Puis, élégamment, il retire sa main.
— Ce n’est pas ça qui m’inquiète, mon cher José Ramón, les équipes ont travaillé d’une manière qui force le respect de tout le collectif... c’est l’environnement diplomatico-politique.
Le joyeux directeur de vol en perd son sourire.
— Oui...
*
— Sana ?
D’une voix douce, qui pourrait rappeler à Selamawit sa mère ou sa sœur, Sana répond immédiatement.
— Oui madame ?
Selamawit, regardant à travers l’écran holographique montrant la Terre rapetissant à vue d’œil, écoute à peine sa coéquipière, laissant quelques instants de silence.
— Pardon Sana, je regardais mon monde pour lui dire au revoir à jamais.
— Pas forcément madame.
Sela sourit, tendrement.
— Appelle-moi “Sela”, s’il te plaît, on a plus de mille ans à cohabiter.
— Tu as raison, Sela. Que voulais-tu me demander ?
— Tu es toujours en contact avec mon Isla ?
— Oui Sela.
— Comment va-t-elle ?
— Si je te dis qu’elle est triste, ça ne sera pas suffisant, j’imagine.
— Tu as raison...
— Eh bien en cet instant même elle pense à votre enfant et caresse son ventre en regardant le ciel bleu.
Selamawit se tait.
Une goutte de larme coule sur sa joue.
*
— La forme en goutte d’eau de l’Aeon Trace est parfaite, madame, comme vous pouvez le voir sur ces écrans qui pourront suivre le vaisseau, grâce à notre technologie d’image reconstituée, jusqu’à Jupiter, au moins.
Madame Raukurā, qui n’est en rien une scientifique, est hypnotisée par ce qu’elle voit.

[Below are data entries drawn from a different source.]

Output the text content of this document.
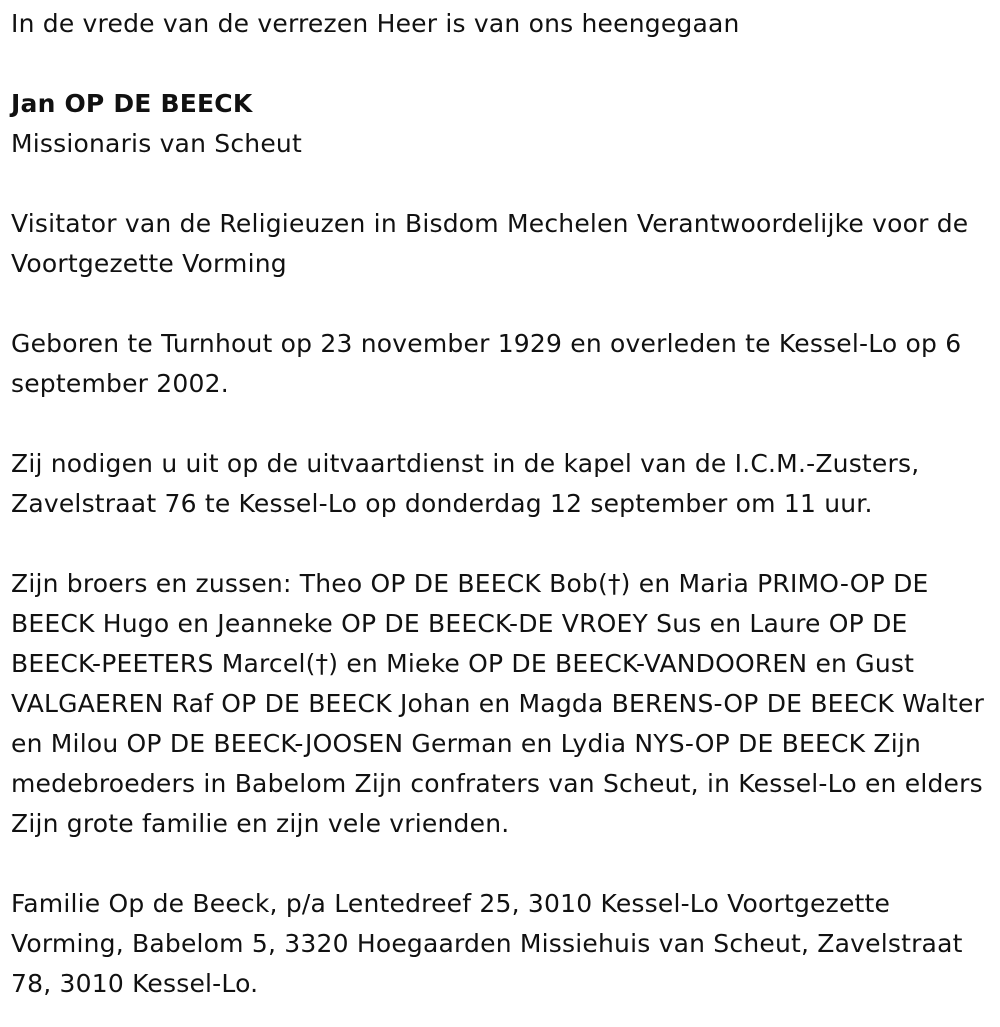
In de vrede van de verrezen Heer is van ons heengegaan

Jan OP DE BEECK
Missionaris van Scheut

Visitator van de Religieuzen in Bisdom Mechelen Verantwoordelijke voor de Voortgezette Vorming

Geboren te Turnhout op 23 november 1929 en overleden te Kessel-Lo op 6 september 2002.

Zij nodigen u uit op de uitvaartdienst in de kapel van de I.C.M.-Zusters, Zavelstraat 76 te Kessel-Lo op donderdag 12 september om 11 uur.

Zijn broers en zussen: Theo OP DE BEECK Bob(†) en Maria PRIMO-OP DE BEECK Hugo en Jeanneke OP DE BEECK-DE VROEY Sus en Laure OP DE BEECK-PEETERS Marcel(†) en Mieke OP DE BEECK-VANDOOREN en Gust VALGAEREN Raf OP DE BEECK Johan en Magda BERENS-OP DE BEECK Walter en Milou OP DE BEECK-JOOSEN German en Lydia NYS-OP DE BEECK Zijn medebroeders in Babelom Zijn confraters van Scheut, in Kessel-Lo en elders Zijn grote familie en zijn vele vrienden.

Familie Op de Beeck, p/a Lentedreef 25, 3010 Kessel-Lo Voortgezette Vorming, Babelom 5, 3320 Hoegaarden Missiehuis van Scheut, Zavelstraat 78, 3010 Kessel-Lo.
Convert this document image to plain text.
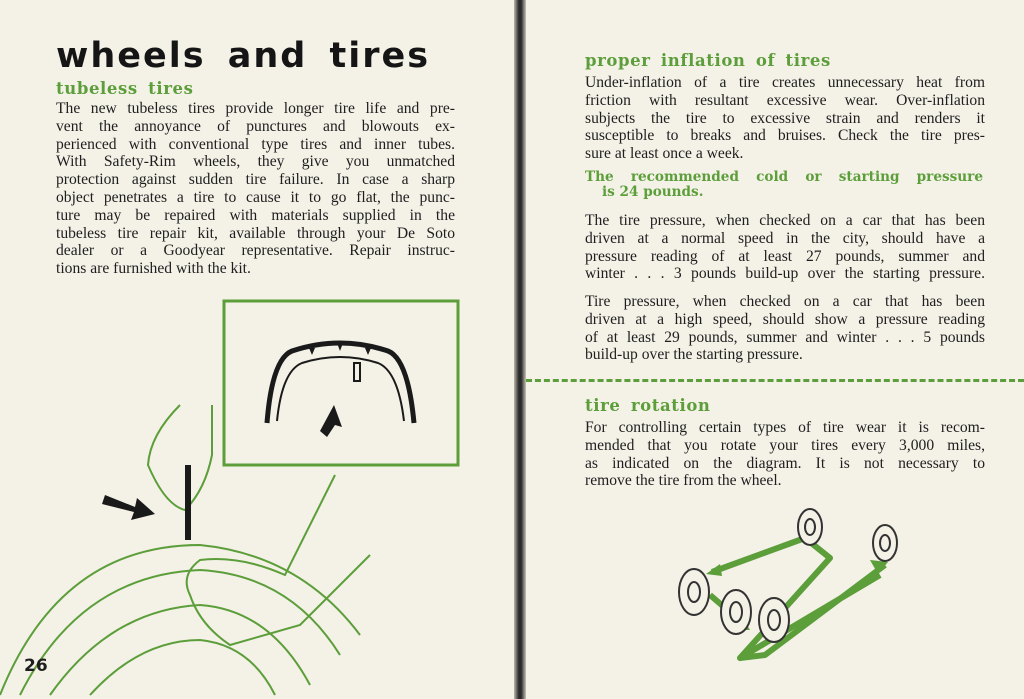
wheels and tires
tubeless tires
The new tubeless tires provide longer tire life and pre-
vent the annoyance of punctures and blowouts ex-
perienced with conventional type tires and inner tubes.
With Safety-Rim wheels, they give you unmatched
protection against sudden tire failure. In case a sharp
object penetrates a tire to cause it to go flat, the punc-
ture may be repaired with materials supplied in the
tubeless tire repair kit, available through your De Soto
dealer or a Goodyear representative. Repair instruc-
tions are furnished with the kit.
26
proper inflation of tires
Under-inflation of a tire creates unnecessary heat from
friction with resultant excessive wear. Over-inflation
subjects the tire to excessive strain and renders it
susceptible to breaks and bruises. Check the tire pres-
sure at least once a week.
The recommended cold or starting pressure
is 24 pounds.
The tire pressure, when checked on a car that has been
driven at a normal speed in the city, should have a
pressure reading of at least 27 pounds, summer and
winter . . . 3 pounds build-up over the starting pressure.
Tire pressure, when checked on a car that has been
driven at a high speed, should show a pressure reading
of at least 29 pounds, summer and winter . . . 5 pounds
build-up over the starting pressure.
tire rotation
For controlling certain types of tire wear it is recom-
mended that you rotate your tires every 3,000 miles,
as indicated on the diagram. It is not necessary to
remove the tire from the wheel.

— C’est tout simplement magique, José...
— Eh oui, ¡Qué chido !
*
Puis enfin, ayant atteint l’orbite basse, c’est la propulsion à fusion aneutronique directe qui prend le relais dès la sécurité assurée en orbite basse stable.
— Sana, je prendrais bien un verre.
— Sela... demande... et tu seras servie.
Selamawit éclate de rire.
— Tu es extra, Sana... j’adore ton humour... un café éthiopien bien fort, sans sucre, s’il vous plaît !
Quelques minutes plus tard, un autoserv’, petit comsen[3] de taille basse, carré, de couleur orangée, qui se déplace par un système électromagnétique intégré au sol du vaisseau, arrive avec un plateau en bois reconstitué[4], une jolie tasse anglaise posée dessus, accompagnée de fraises alpines stimulées.
Selamawit est certes une scientifique rompue aux nouveautés, mais là, elle reste sans voix plusieurs secondes.
C’est Sana qui rompt le silence, toujours de sa voix si agréable à l’oreille de Selamawit.
— Je me suis permise d’intervenir auprès du collecteur de l’IntelMix[5] pour que tu aies les premiers fruits disponibles.
— Honnêtement, Sana, je suis baba ! Qui a eu cette idée géniale des fraises ?
— Jorge, il a pensé à vous en se disant que vous auriez peut-être une petite fringale au début du vol ; et les fraises, comme nous les faisons pousser, évidemment selon les critères bio de l’Hayl, ne mettent qu’une douzaine de jours maximum pour être à maturité.
Selamawit reste pensive au souvenir de son ami suédois, assassiné par... on ne sait qui encore.
— Merci Sana, c’était une très belle intention de ta part.
— Elle vous en prie.
Selamawit est enchantée de Sana. Elle l’avait évidemment créée au départ, mais son activité au sein de Hayl l’avait trop accaparée, et elle avait presque perdu l’habitude de ces longs dialogues.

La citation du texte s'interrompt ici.